Working With Disappointed Students

by Patrick O'Connor, Ph.D.

The slow trickle of college decisions builds to a rushing stream this week and gains tsunami proportions by the end of the month. Predictions are for a record number of college applicants, which most likely means a record number of students going to college in the fall…


… but students don't always see this bigger, better picture if one of their top colleges turns down their application. Not every student who was waitlisted or turned away asks for advice, but these three concepts can help you support and encourage those who do:


Your first job as a counselor is to listen. It's all too easy to overreact to a sobbing senior holding a rejection letter in his hands, or the student who keeps staring at her phone, reading the same text over and over again from a college that has said no, blank expression on her face. These tell-tale signs clearly indicate some college-induced disappointmen — but they don't provide a single clue about why the student feels the way they do.


Enter your counseling skills. Your office provides the space far away from fist-pumping admitted students and "You're in" text messages, and gives a student the chance to gain perspective, poise, and the words to describe what they're thinking. The quietude of your office gives them the right place to try out how they're feeling, with only a question or two from you to guide them. Never assume you know why the decision makes them unhappy; create an atmosphere that encourages them to tell you.


Watch out for the silent majority. Not all students treat college decisions like the end of the Super Bowl — in fact, most students have heeded your counseling advice and are calmly happy with the admission offers they've received from other colleges. At the same time, some of these reserved students may need help understanding what their college decisions mean; they just don't want to call attention to themselves by seeking you out.


The most important work you can do as a counselor is sort out the quiet, happy students from the quiet, questioning students. Wander the halls, walk the cafeteria, talk to your teaching colleagues and ask how the students are doing. Good teachers know the difference between a quiet student who's working well and one who's working through a challenge; count on them to find the students who most need the help, even if the student can't find the words to ask for it.

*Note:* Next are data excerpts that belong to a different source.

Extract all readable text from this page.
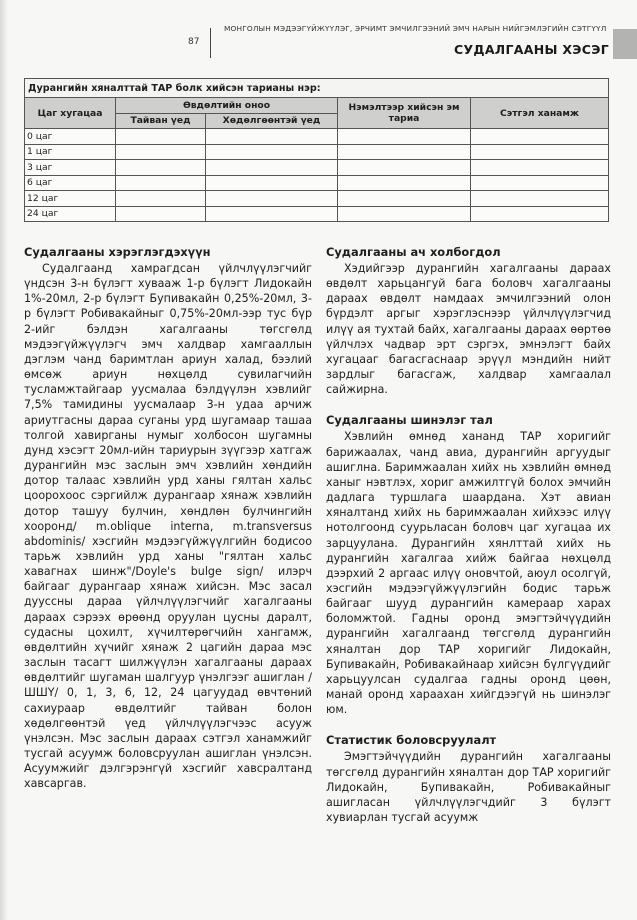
87
МОНГОЛЫН МЭДЭЭГҮЙЖҮҮЛЭГ, ЭРЧИМТ ЭМЧИЛГЭЭНИЙ ЭМЧ НАРЫН НИЙГЭМЛЭГИЙН СЭТГҮҮЛ
СУДАЛГААНЫ ХЭСЭГ
Дурангийн хяналттай ТАР болк хийсэн тарианы нэр:				
Цаг хугацаа	Өвдөлтийн оноо		Нэмэлтээр хийсэн эм тариа	Сэтгэл ханамж
	Тайван үед	Хөдөлгөөнтэй үед		
0 цаг				
1 цаг				
3 цаг				
6 цаг				
12 цаг				
24 цаг				
Судалгааны хэрэглэгдэхүүн

Судалгаанд хамрагдсан үйлчлүүлэгчийг үндсэн 3-н бүлэгт хувааж 1-р бүлэгт Лидокайн 1%-20мл, 2-р бүлэгт Бупивакайн 0,25%-20мл, 3-р бүлэгт Робивакайныг 0,75%-20мл-ээр тус бүр 2-ийг бэлдэн хагалгааны төгсгөлд мэдээгүйжүүлэгч эмч халдвар хамгааллын дэглэм чанд баримтлан ариун халад, бээлий өмсөж ариун нөхцөлд сувилагчийн тусламжтайгаар уусмалаа бэлдүүлэн хэвлийг 7,5% тамидины уусмалаар 3-н удаа арчиж ариутгасны дараа суганы урд шугамаар ташаа толгой хавирганы нумыг холбосон шугамны дунд хэсэгт 20мл-ийн тариурын зүүгээр хатгаж дурангийн мэс заслын эмч хэвлийн хөндийн дотор талаас хэвлийн урд ханы гялтан хальс цоорохоос сэргийлж дурангаар хянаж хэвлийн дотор ташуу булчин, хөндлөн булчингийн хооронд/ m.oblique interna, m.transversus abdominis/ хэсгийн мэдээгүйжүүлгийн бодисоо тарьж хэвлийн урд ханы "гялтан хальс хавагнах шинж"/Doyle's bulge sign/ илэрч байгааг дурангаар хянаж хийсэн. Мэс засал дуусcны дараа үйлчлүүлэгчийг хагалгааны дараах сэрээх өрөөнд оруулан цусны даралт, судасны цохилт, хүчилтөрөгчийн хангамж, өвдөлтийн хүчийг хянаж 2 цагийн дараа мэс заслын тасагт шилжүүлэн хагалгааны дараах өвдөлтийг шугаман шалгуур үнэлгээг ашиглан /ШШҮ/ 0, 1, 3, 6, 12, 24 цагуудад өвчтөний сахиураар өвдөлтийг тайван болон хөдөлгөөнтэй үед үйлчлүүлэгчээс асууж үнэлсэн. Мэс заслын дараах сэтгэл ханамжийг тусгай асуумж боловсруулан ашиглан үнэлсэн. Асуумжийг дэлгэрэнгүй хэсгийг хавсралтанд хавсаргав.

Судалгааны ач холбогдол

Хэдийгээр дурангийн хагалгааны дараах өвдөлт харьцангуй бага боловч хагалгааны дараах өвдөлт намдаах эмчилгээний олон бүрдэлт аргыг хэрэглэснээр үйлчлүүлэгчид илүү ая тухтай байх, хагалгааны дараах өөртөө үйлчлэх чадвар эрт сэргэх, эмнэлэгт байх хугацааг багасгаснаар эрүүл мэндийн нийт зардлыг багасгаж, халдвар хамгаалал сайжирна.

Судалгааны шинэлэг тал

Хэвлийн өмнөд хананд ТАР хоригийг барижаалах, чанд авиа, дурангийн аргуудыг ашиглна. Баримжаалан хийх нь хэвлийн өмнөд ханыг нэвтлэх, хориг амжилтгүй болох эмчийн дадлага туршлага шаардана. Хэт авиан хяналтанд хийх нь баримжаалан хийхээс илүү нотолгоонд суурьласан боловч цаг хугацаа их зарцуулана. Дурангийн хянлттай хийх нь дурангийн хагалгаа хийж байгаа нөхцөлд дээрхий 2 аргаас илүү оновчтой, аюул осолгүй, хэсгийн мэдээгүйжүүлэгийн бодис тарьж байгааг шууд дурангийн камераар харах боломжтой. Гадны оронд эмэгтэйчүүдийн дурангийн хагалгаанд төгсгөлд дурангийн хяналтан дор ТАР хоригийг Лидокайн, Бупивакайн, Робивакайнаар хийсэн бүлгүүдийг харьцуулсан судалгаа гадны оронд цөөн, манай оронд хараахан хийгдээгүй нь шинэлэг юм.

Статистик боловсруулалт

Эмэгтэйчүүдийн дурангийн хагалгааны төгсгөлд дурангийн хяналтан дор ТАР хоригийг Лидокайн, Бупивакайн, Робивакайныг ашигласан үйлчлүүлэгчдийг 3 бүлэгт хувиарлан тусгай асуумж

Always point them forward. Exploration of why a college made a certain admissions decision can help heal the past, but it does only so much to help the student to face the future with a sense of purpose and expectation, key qualities to a successful college transition. That's why it's vital that the end of any exploration of what has happened to a student's college plans ends with a discussion of what will happen with a student's college plans.


The next step may be a small one —how to break the news to Mom and Dad, how to decide among the colleges that offered admission, or even how to organize their homework for the next day — but every step forward reinforces the underlying message of all college admissions counseling: College decisions aren't character indictments; you are the same complete person you were this morning; what happens tomorrow is largely determined by what you do with today's opportunities.


Regardless of what admissions offices send out this month, accepting these key premises is the best college decision any senior can make. Guiding them to that acceptance is the privilege of our work.